Bohdan Sluka

Personal information
- Full name: Bohdan Vasylovych Sluka
- Date of birth: September 12, 1988 (age 36)
- Place of birth: Lviv, Ukrainian SSR, Soviet Union
- Height: 1.81 m (5 ft 11 in)
- Position(s): Midfielder

Senior career*
- Years: Team / Apps / (Gls)
- 2006–2008: SC Tavriya Simferopol / 0 / (0)
- 2009–2010: Nyva Ternopil / 15 / (0)
- 2010–2011: FC Enerhetyk Burshtyn / 25 / (0)
- 2011–2013: FC Hirnyk-Sport Horishni Plavni / 41 / (1)
- 2015–2018: SCC Demnya
- 2018: FC Vorkuta
- 2019: Kingsman SC

= Bohdan Sluka =

Ukrainian footballer

Bohdan Sluka (born September 12, 1988) is a Ukrainian footballer who plays as a midfielder.

== Playing career ==
Sluka signed a contract in 2006 with SC Tavriya Simferopol. After failing to make an appearance with Tavriya he signed with Nyva Ternopil in the Ukrainian First League. After a season in Ternopil he signed with FC Enerhetyk Burshtyn.

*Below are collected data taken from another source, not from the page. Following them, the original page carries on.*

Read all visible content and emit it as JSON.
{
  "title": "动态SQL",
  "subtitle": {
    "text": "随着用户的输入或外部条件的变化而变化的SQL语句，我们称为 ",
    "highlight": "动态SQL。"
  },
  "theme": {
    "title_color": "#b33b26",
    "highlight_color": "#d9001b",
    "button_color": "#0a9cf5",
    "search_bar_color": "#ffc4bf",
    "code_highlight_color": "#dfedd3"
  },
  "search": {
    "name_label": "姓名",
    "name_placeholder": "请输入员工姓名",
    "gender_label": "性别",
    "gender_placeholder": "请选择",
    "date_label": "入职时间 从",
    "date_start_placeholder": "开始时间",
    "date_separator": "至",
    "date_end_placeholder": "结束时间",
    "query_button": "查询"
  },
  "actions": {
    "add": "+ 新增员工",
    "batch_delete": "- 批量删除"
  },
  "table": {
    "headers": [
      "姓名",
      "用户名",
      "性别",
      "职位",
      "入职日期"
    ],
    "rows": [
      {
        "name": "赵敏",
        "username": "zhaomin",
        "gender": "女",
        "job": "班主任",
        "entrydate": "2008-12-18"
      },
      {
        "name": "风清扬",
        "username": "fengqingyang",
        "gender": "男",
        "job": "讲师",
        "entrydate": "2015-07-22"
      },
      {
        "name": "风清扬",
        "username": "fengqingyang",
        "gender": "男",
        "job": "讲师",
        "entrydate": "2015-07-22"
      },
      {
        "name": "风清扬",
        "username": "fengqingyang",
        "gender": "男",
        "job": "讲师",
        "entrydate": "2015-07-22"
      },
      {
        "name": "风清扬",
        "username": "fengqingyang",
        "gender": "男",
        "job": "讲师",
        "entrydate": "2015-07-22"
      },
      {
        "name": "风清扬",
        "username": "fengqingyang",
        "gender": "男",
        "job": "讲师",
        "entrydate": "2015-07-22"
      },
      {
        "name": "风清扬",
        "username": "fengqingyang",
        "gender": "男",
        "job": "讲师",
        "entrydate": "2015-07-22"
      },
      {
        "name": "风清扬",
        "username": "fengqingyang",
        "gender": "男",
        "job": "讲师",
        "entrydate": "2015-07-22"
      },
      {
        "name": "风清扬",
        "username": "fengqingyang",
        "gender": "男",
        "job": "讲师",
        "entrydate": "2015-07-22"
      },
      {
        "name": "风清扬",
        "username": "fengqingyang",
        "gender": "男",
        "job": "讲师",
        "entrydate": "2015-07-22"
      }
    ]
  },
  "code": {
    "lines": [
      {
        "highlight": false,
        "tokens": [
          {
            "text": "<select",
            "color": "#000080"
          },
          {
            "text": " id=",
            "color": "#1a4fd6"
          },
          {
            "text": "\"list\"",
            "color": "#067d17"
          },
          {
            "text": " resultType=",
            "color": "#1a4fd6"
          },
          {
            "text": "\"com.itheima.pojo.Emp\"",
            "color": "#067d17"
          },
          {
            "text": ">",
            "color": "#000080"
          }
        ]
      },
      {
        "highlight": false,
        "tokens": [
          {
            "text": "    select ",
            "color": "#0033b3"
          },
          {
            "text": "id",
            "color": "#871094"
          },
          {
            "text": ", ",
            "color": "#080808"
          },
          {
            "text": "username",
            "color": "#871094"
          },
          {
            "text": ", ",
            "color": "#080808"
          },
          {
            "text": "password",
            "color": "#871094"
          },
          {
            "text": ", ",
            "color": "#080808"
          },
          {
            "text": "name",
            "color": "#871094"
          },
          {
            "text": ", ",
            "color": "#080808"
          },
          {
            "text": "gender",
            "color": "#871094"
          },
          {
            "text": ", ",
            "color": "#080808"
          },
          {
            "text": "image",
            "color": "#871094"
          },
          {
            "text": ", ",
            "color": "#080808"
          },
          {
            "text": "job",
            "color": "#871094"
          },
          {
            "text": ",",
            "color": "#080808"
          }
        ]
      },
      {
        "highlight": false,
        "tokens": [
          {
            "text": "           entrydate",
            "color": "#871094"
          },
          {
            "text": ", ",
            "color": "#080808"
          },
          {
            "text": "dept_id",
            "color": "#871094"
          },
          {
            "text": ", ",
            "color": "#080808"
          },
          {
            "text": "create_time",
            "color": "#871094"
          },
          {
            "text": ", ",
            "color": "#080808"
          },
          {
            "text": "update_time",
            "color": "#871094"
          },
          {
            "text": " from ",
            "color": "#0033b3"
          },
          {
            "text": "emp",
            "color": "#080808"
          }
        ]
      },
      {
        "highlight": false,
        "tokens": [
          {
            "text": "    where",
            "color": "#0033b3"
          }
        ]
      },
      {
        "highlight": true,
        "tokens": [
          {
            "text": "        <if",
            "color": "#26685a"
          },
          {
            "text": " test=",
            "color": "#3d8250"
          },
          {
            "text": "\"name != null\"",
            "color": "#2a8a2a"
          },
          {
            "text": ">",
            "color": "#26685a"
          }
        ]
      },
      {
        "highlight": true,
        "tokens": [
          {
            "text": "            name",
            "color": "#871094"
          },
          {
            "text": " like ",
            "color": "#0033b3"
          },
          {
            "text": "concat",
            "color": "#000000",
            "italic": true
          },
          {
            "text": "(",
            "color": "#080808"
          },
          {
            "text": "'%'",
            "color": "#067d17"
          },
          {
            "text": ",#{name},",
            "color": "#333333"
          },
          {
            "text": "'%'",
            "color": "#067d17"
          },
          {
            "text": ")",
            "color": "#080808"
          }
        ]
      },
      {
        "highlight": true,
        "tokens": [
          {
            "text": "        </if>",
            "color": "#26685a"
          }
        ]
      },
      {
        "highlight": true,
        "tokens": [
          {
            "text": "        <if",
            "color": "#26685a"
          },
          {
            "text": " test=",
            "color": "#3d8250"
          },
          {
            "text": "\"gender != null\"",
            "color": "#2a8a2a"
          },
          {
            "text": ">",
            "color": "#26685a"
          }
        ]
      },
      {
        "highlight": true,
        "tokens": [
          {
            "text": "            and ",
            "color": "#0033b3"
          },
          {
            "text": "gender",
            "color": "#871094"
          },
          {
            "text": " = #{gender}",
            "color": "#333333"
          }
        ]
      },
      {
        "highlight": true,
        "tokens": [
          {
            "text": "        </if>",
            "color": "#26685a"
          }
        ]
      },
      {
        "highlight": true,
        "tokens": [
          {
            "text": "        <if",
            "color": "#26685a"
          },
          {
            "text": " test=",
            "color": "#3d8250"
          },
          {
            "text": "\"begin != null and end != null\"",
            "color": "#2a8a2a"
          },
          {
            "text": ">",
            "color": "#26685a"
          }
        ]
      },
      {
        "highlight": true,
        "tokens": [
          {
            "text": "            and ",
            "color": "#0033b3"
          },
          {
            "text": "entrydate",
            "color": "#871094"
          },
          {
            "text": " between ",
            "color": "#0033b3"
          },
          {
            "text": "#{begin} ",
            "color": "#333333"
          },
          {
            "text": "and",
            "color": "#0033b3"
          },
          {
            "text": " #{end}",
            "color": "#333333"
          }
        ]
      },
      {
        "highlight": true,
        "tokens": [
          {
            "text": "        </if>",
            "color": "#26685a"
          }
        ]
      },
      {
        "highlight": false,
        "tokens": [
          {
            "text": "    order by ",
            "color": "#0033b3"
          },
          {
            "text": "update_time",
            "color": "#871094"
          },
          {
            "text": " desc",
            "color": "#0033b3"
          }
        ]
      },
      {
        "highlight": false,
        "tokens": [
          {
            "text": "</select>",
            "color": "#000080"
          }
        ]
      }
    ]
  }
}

In 2011, he played in the Ukrainian Second League with FC Hirnyk-Sport Horishni Plavni. He later played three seasons in the Ukrainian Amateur Football Championship with SCC Demnya, and made appearances in the 2015–16 Ukrainian Cup, and 2017–18 Ukrainian Cup.

In 2018, he played abroad in the Canadian Soccer League with FC Vorkuta. In his debut season with Vorkuta he assisted in securing the CSL Championship. The following season he was transferred to expansion franchise Kingsman SC for the 2019 season.